Youngsters would also have access to advice and mediation services.
And, after the temporary accommodation, they could be housed permanently, or choose to return to their family home.
During her speech, the communities secretary said: "We have a vastly-improved safety net to make sure that families and vulnerable people are much less likely to face the tragic consequences of becoming homeless.
"There is much more to do. We cannot slow down, and we are not going to.

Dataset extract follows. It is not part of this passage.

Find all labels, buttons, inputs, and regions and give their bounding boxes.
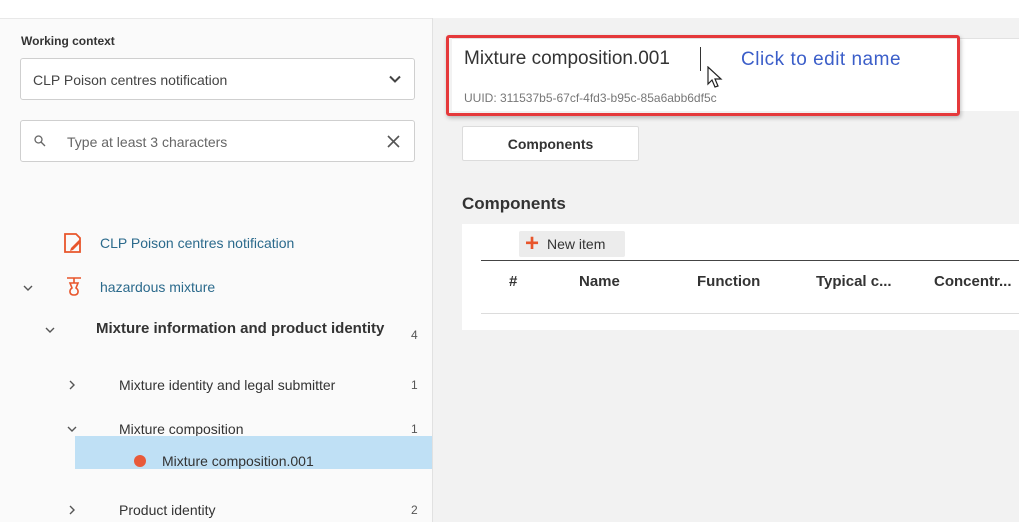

With nearly 94,000 households still living in temporary accommodation, there is no room for complacency.
"With vulnerable young people being placed in bed and breakfast hotels, we must do better still."
The minister, giving her first major speech on homelessness, also reflected on the fact that this week marks the 40th anniversary of seminal BBC drama Cathy Come Home, which looked at issues surrounding homelessness and influenced thinking.
She said "huge progress" had been made in preventing and tackling homelessness since the programme was aired.
Ms Kelly also explained that the government wants to help more people out of temporary and overcrowded accommodation.
Shadow local government secretary Caroline Spelman said: "Any measures which genuinely tackle homelessness are welcome but there is a great deal of work to do as the number of families in temporary accommodation has doubled since 1997."
The founder and editor-in-chief of The Big Issue, John Bird, said 80% of the people who sell his magazine come from local authority support.
He told BBC Radio 4's Today programme it meant that "at some stage their family broke down and they end up at 16 out on the streets and the only thing they can do is sell the Big Issue".
"We have to start educating people and training people on how they bring up families," he said.
Jenny Edwards, chief executive of Homeless Link, said services for homeless people "are increasingly focused on helping people turn their lives around", adding that Ms Kelly's announcement would move things "further forward".
Parents no longer willing to accommodate their children is now the biggest single cause of homelessness accounting for nearly one-in-four (23%) of more than 90,000 new cases accepted by local authorities each year.
In addition, relationship breakdown accounts for a further 20% of homelessness.
In 2007-08, £74m will help support the package of new measures while a further £90m is being invested through the hostels capital improvement programme.
However, the problem of youth homelessness may be bigger than official figures suggest.
More than 250,000 people under the age of 25 in England and Wales could be classified as homeless, according to estimates supplied by charities dealing with the homeless, housing benefit numbers and local authority data.
Some charities argue that many youngsters left home as teenagers and now live in poor quality hostels or on friends' sofas - and are not included in official data.